Of course this means that this is a non-cruising setup, but that, to me,
is a good thing. I find myself saying that Sunday evenings at Lee's
feel closer to the gay pub of my fantasies than anything I've encountered
so far.

One Friday night a few months ago, about the time I would normally be getting
ready to turn in, I decided instead to trade my oxfords and chinos for a
t-shirt and jeans and head off to the Minneapolis Eagle. Why, after three
decades, do I still head out to a bar like this? What do I think will be
different this time? Well, what was different this time was that
the months of bear functions and two-stepping nights (plus years of general
involvement in the band and orchestra, which turns out to count for a lot)
meant that I knew over half the people in the bar. The bouncer welcomed me
effusively, and sat with me for a while (turns out he used to date an old
friend of mine, and while I had no recollection of meeting him before he
certainly knew me). My friend Al, whom I'd met at the bear nights, turns out
to be something of a social nexus of the Eagle, where he hangs out all weekend
every weekend.
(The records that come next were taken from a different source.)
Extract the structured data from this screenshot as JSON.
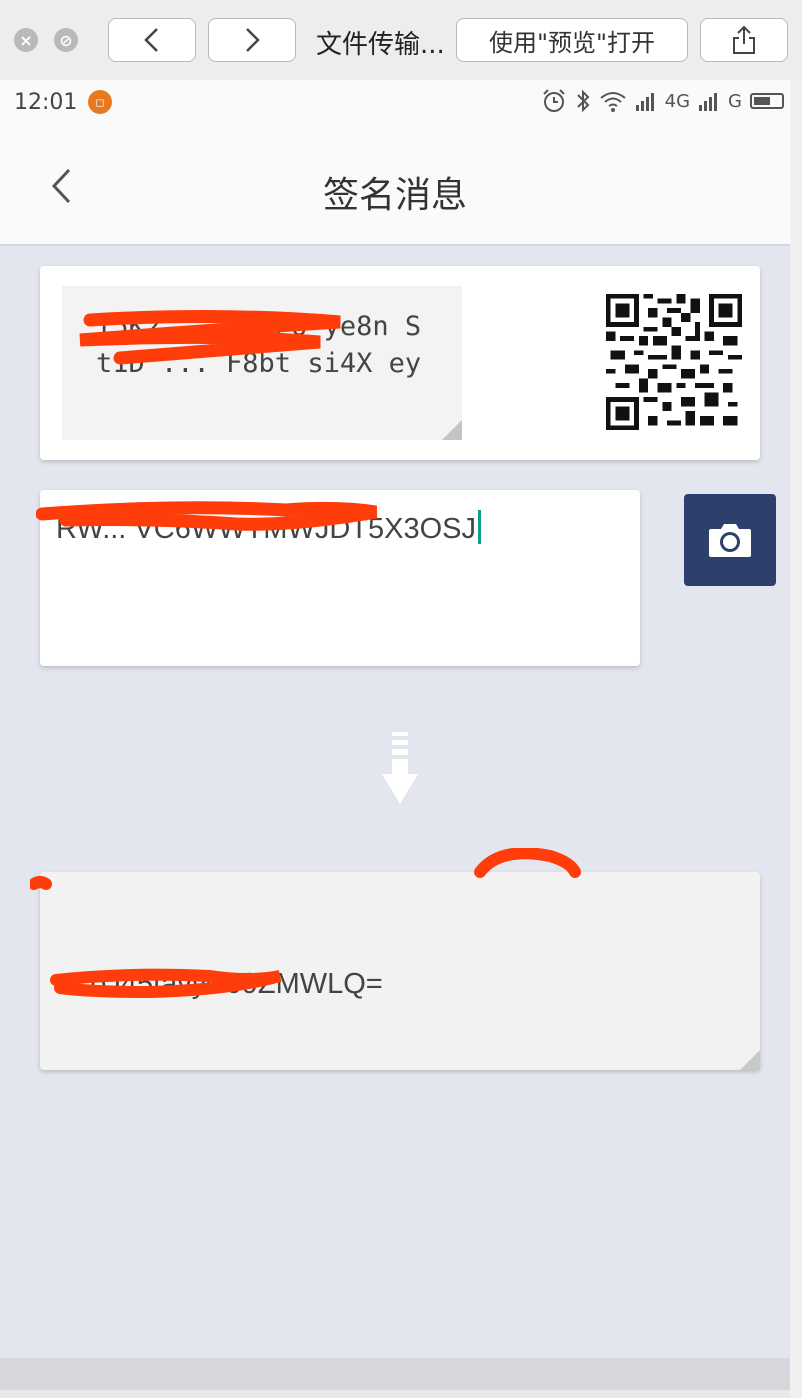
{
  "browser": {
    "title": "文件传输...",
    "open_with_label": "使用\"预览\"打开",
    "close_glyph": "×",
    "stop_glyph": "⊘"
  },
  "status_bar": {
    "time": "12:01",
    "network_left": "4G",
    "network_right": "G"
  },
  "nav": {
    "title": "签名消息"
  },
  "message_card": {
    "text": "T5K2 ... t6Po ye8n St1D ... F8bt si4X ey"
  },
  "address_input": {
    "value": "RW... VC6WWTMWJDT5X3OSJ"
  },
  "signature_output": {
    "value": "... oJ45tavywJ9ZMWLQ="
  },
  "colors": {
    "accent": "#2f3f6b",
    "cursor": "#169b8a",
    "redaction": "#ff3d0a",
    "background": "#e3e6ee"
  },
  "icons": {
    "back": "chevron-left-icon",
    "camera": "camera-icon",
    "arrow": "arrow-down-icon",
    "qr": "qr-code-icon"
  }
}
So I sat with Al near the front and everybody coming in came over
to greet him and they were thus forced to peek under the invisibility cloak I
seem to find myself wearing in gay bars (with no recollection of having
put it on in the first place). I should point out, though, that just the other
day Al was recollecting that night; his memory of the evening is that scores
of people came up to me all night long and gave me big hugs and sang out "What
are you doing here?!"

Not all excursions are as much fun as that first one, but most Friday nights,
at what would previously have been the end of my evening, I drive up the road to
the Eagle and have a beer or two and I generally enjoy myself.

And then. And then. The Saloon, the local disco-club-gayboy dance bar, decided
they were missing out on the gay-and-lesbian dollars spent at the bi-monthly
two-stepping dances at the VFW Hall, so they decreed Wednesday to be
two-stepping night. Nobody comes to the Saloon on Wednesday, anyway. I went
to the first of these nights, a tad reluctantly, and when I walked in I
thought, "Hey, this is us!" It was our party, the two-stepping
regulars. Somebody noted, that first night, "More people are talking to each
other here tonight than have talked to each other total in the history
of the Saloon."

So there's Friday, and Sunday, and Wednesday, and the occasional Saturday
at the VFW Hall. And sometimes there are special events on Saturday or Sunday
at the Eagle, beer bust fundraisers for organizations that the folks I've been
meeting are running. And now I am the sort of regular (at the Eagle on
Friday, at Lee's on Sunday, and the Saloon on Wednesday) who recognizes a
non-regular the second he walks in.

In truth, none of this is as fulfilling, in a deep sighing happiness sense, as
a good Morris practice or a singing night or a parade or sitting around in
the hallway with the system administrators at a USENIX conference, and it
certainly isn't bringing me the wonderful deep connections that, for example,
my years in the Lesbian and Gay Bands of America brought me. But it's pleasant and
sociable and comfortable and the bar environment is far more flirtatious
than any I've known before (including, yes, even the hallway at USENIX conferences),
which can be fun. We'll see how long this phase of my life lasts.

In the meantime, I'll have another beer.